E’ il nuovo Quasar. Si tratta di una una delle più importanti scoperte cosmiche da quando esiste il telescopio. Un gigantesco “buco nero” con una massa luminosa 12 miliardi di volte quella del Sole e nato all’alba dell’Universo, è stato scoperto da Xue-Bing Wu – professore di astronomia all’Università di Pechino – a capo di un gruppo internazionale di scienziati.
A una distanza di 12,8 miliardi di anni luce, riferisce media.inaf.it, questa “massa nera” definita dagli astronomi SDSS J0100 + 2802 è il più brillante quasar mai scoperto nell’Universo primordiale ed è alimentato da un “buco nero” di ben 12 miliardi di masse solari, ossia 420 mila miliardi di soli. Una dimensione cosmica inimmaginabile, sviluppatasi circa un miliardo di anni dopo il Big Bang.
“La formazione di un buco nero così grande e così precocemente – ha spiegato Fuyan Bian, dell’Università Nazionale Australiana e che ha partecipato al lavoro – è difficile da interpretare sulla base delle teorie attuali”.

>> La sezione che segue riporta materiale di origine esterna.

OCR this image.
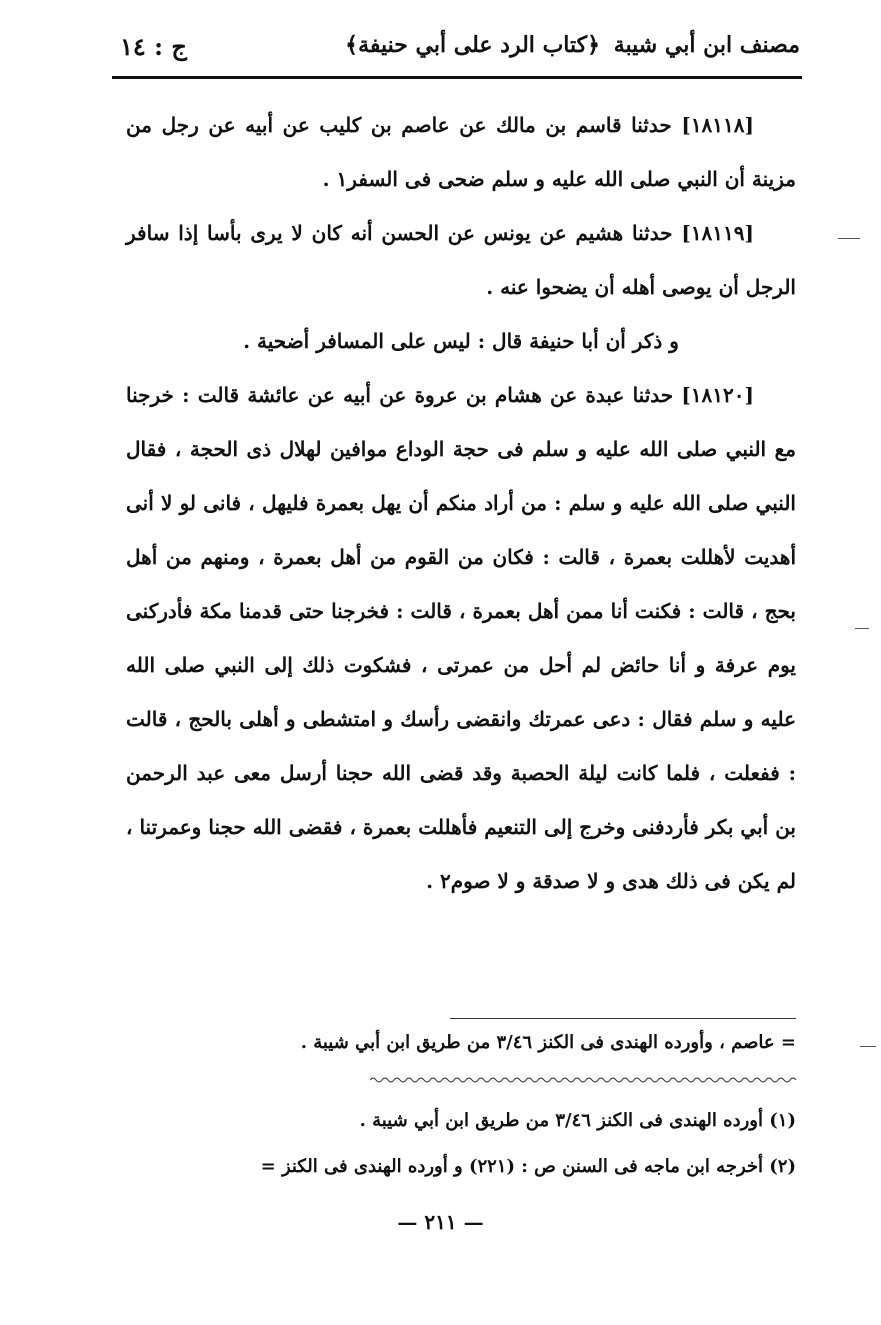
مصنف ابن أبي شيبة
﴿كتاب الرد على أبي حنيفة﴾
ج : ١٤

[١٨١١٨] حدثنا قاسم بن مالك عن عاصم بن كليب عن أبيه عن رجل من مزينة أن النبي صلى الله عليه و سلم ضحى فى السفر١ .

[١٨١١٩] حدثنا هشيم عن يونس عن الحسن أنه كان لا يرى بأسا إذا سافر الرجل أن يوصى أهله أن يضحوا عنه .

و ذكر أن أبا حنيفة قال : ليس على المسافر أضحية .

[١٨١٢٠] حدثنا عبدة عن هشام بن عروة عن أبيه عن عائشة قالت : خرجنا مع النبي صلى الله عليه و سلم فى حجة الوداع موافين لهلال ذى الحجة ، فقال النبي صلى الله عليه و سلم : من أراد منكم أن يهل بعمرة فليهل ، فانى لو لا أنى أهديت لأهللت بعمرة ، قالت : فكان من القوم من أهل بعمرة ، ومنهم من أهل بحج ، قالت : فكنت أنا ممن أهل بعمرة ، قالت : فخرجنا حتى قدمنا مكة فأدركنى يوم عرفة و أنا حائض لم أحل من عمرتى ، فشكوت ذلك إلى النبي صلى الله عليه و سلم فقال : دعى عمرتك وانقضى رأسك و امتشطى و أهلى بالحج ، قالت : ففعلت ، فلما كانت ليلة الحصبة وقد قضى الله حجنا أرسل معى عبد الرحمن بن أبي بكر فأردفنى وخرج إلى التنعيم فأهللت بعمرة ، فقضى الله حجنا وعمرتنا ، لم يكن فى ذلك هدى و لا صدقة و لا صوم٢ .

= عاصم ، وأورده الهندى فى الكنز ٣/٤٦ من طريق ابن أبي شيبة .

(١) أورده الهندى فى الكنز ٣/٤٦ من طريق ابن أبي شيبة .

(٢) أخرجه ابن ماجه فى السنن ص : (٢٢١) و أورده الهندى فى الكنز =

— ٢١١ —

Si tratta di una massa formatasi nelle prime fasi di formazione dell’Universo e risulta ad oggi il più “brillante” oggetto antico mai conosciuto e teoricamente, secondo le attuali conoscenze, “impossibile” da scoprire.
Il mistero da risolvere è infatti capire come possa essere cresciuto così rapidamente: “dovrebbe aver divorato – ha spiegato Adriano Fontana, dell’Istituto Nazionale di Astrofisica (Inaf) – l’equivalente della Grande Nube di Magellano, una galassia nana compagna della Via Lattea, in appena qualche centinaio di milioni di anni!”.
“La scoperta del quasar SDSS J0100 + 2802 – scrive il notiziario di Astrofisica – segna un importante passo avanti nella comprensione di come questi oggetti celesti, le più potenti “centrali energetiche” dell’Universo, si sono evoluti nelle prime fasi di sviluppo del cosmo, solo 900 milioni di anni dopo il Big Bang.
Ovvero, in prossimità della fine di un importante evento cosmico che gli astronomi chiamano “epoca della reionizzazione”: quando cioè la radiazione prodotta dalle prime stelle ionizzò l’idrogeno neutro che permeava l’universo, rendendolo nuovamente “trasparente” alle onde elettromagnetiche”.
“Dalla scoperta del primo quasar, nel 1963, siamo oggi arrivati a individuare oltre 200.000 di queste potentissime sorgenti, molte situate a miliardi di anni luce da noi e circa quaranta a oltre 12,7 miliardi di anni luce. La radiazione di questi ultimi è stata emessa quando l’universo aveva meno di un miliardo di anni”.
La sensazionale scoperta, pubblicata nell’ultimo numero di Nature, è stata realizzata combinando i dati raccolti dal telescopio da 2,4 metri di diametro Lijiang (LJT) nello Yunnan (Cina), il Multiple Mirror Telescope da 6,5 metri (MMT), il Large Binocular Telescope (LBT) in Arizona (USA), il Magellan Telescope dell’Osservatorio di Las Campanas in Cile e, infine, il telescopio Gemini North da 8,2 metri sul Mauna Kea, Hawaii.